First, import packages visualize the model grid here:

[1]:

import numpy as np
import matplotlib.pyplot as plt
import cartopy
import cartopy.crs as ccrs
import netCDF4 as nc4

5.2.1. Reading the grid

The grid for this model is located on the north slope of Alaska covering approximately 155-143\(^{\circ}\)W in longitude and 70-73\(^{\circ}\)N in latitude. The grid spacing will be 500 m and the grid will span 511 rows and 840 columns.

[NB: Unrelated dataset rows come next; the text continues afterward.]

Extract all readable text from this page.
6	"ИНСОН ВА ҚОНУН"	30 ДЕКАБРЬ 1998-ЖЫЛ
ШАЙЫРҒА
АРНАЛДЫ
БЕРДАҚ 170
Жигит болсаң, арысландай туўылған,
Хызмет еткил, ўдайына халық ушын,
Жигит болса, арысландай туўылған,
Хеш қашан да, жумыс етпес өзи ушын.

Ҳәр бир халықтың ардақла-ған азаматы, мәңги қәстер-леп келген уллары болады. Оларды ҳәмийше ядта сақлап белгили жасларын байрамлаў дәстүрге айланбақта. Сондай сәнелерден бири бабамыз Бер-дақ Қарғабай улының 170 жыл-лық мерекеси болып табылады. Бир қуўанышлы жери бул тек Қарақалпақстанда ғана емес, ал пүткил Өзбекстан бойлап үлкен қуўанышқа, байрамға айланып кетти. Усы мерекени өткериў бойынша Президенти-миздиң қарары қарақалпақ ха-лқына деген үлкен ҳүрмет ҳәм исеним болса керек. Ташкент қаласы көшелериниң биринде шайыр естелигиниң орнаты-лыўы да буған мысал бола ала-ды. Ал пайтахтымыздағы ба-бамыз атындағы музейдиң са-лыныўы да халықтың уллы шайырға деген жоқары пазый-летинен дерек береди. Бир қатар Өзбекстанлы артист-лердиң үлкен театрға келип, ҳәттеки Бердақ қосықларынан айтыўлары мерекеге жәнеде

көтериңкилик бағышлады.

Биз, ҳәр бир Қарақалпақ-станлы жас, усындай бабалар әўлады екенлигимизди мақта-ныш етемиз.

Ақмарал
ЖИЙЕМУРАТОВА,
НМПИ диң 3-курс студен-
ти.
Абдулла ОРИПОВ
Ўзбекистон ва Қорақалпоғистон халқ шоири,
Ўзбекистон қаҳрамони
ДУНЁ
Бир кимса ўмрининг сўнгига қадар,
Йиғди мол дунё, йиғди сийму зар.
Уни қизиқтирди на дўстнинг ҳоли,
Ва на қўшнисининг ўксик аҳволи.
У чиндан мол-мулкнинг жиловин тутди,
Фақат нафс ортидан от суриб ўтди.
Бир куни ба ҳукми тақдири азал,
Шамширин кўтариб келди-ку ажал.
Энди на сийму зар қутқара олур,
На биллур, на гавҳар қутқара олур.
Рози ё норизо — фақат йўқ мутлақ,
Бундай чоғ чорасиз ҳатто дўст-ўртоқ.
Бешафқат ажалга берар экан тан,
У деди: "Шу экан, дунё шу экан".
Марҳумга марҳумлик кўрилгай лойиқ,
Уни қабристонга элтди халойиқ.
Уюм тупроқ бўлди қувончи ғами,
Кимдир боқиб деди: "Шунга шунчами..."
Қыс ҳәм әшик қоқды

This grid is stored in a netCDF file which we can read in as follows:

[2]:

# read in the model longitude and latitude
ds = nc4.Dataset('../../../data/alaskan_north_slope/NorthSlope_ncgrid.nc')
XC = ds.variables['XC'][:, :]
YC = ds.variables['YC'][:, :]
dXC = ds.variables['dxC'][:, :]
dYC = ds.variables['dyC'][:, :]
ds.close()

5.2.1.1. Visualizing the Grid

The grids above can be visualized as follows:

[3]:

# make a plot of XC and YC
plt.figure(figsize=(10,7))

plt.subplot(1,2,1)
C = plt.pcolormesh(XC)
plt.colorbar(C, orientation = 'horizontal')
plt.title('XC (Longitude)')

plt.subplot(1,2,2)
C = plt.pcolormesh(YC)
plt.colorbar(C, orientation = 'horizontal')
plt.title('YC (Latitude)')

plt.show()

../_images/alaskan_north_slope_regional_model_model_grid_6_0.png

5.2.1.2. Visualizing the Grid on a Map with Cartopy

To get a sense of where the model is located on the globe, cartopy can be be used to plot the domain on the globe:

[4]:

plt.figure(figsize=(5,5))
ax = plt.axes(projection=ccrs.Orthographic(-150,70))
ax.plot(XC[:,0], YC[:,0], 'g-', transform=ccrs.PlateCarree())
ax.plot(XC[:,-1], YC[:,-1], 'g-', transform=ccrs.PlateCarree())
ax.plot(XC[0,:], YC[0,:], 'g-', transform=ccrs.PlateCarree())
ax.plot(XC[-1,:], YC[-1,:], 'g-', transform=ccrs.PlateCarree())
ax.coastlines()
ax.set_global()
plt.show()

../_images/alaskan_north_slope_regional_model_model_grid_8_0.png

5.2.1.3. Visualizing the Grid Spacing

Here, we will visualize the grid spacing to ensure the dimensions match expectations:

[5]:

# make a plot of XC and YC
plt.figure(figsize=(10,5))

plt.subplot(1,2,1)
C = plt.pcolormesh(dXC[:,1:])
plt.colorbar(C, orientation = 'horizontal')
plt.title('dXC')

plt.subplot(1,2,2)
C = plt.pcolormesh(dYC[1:,:])
plt.colorbar(C, orientation = 'horizontal')
plt.title('dYC')

plt.show()

../_images/alaskan_north_slope_regional_model_model_grid_10_0.png

As we can see the grid has a resolution of about 500 m, although there is a north-south gradient in horizontal distances (in other words, points further north are closer together).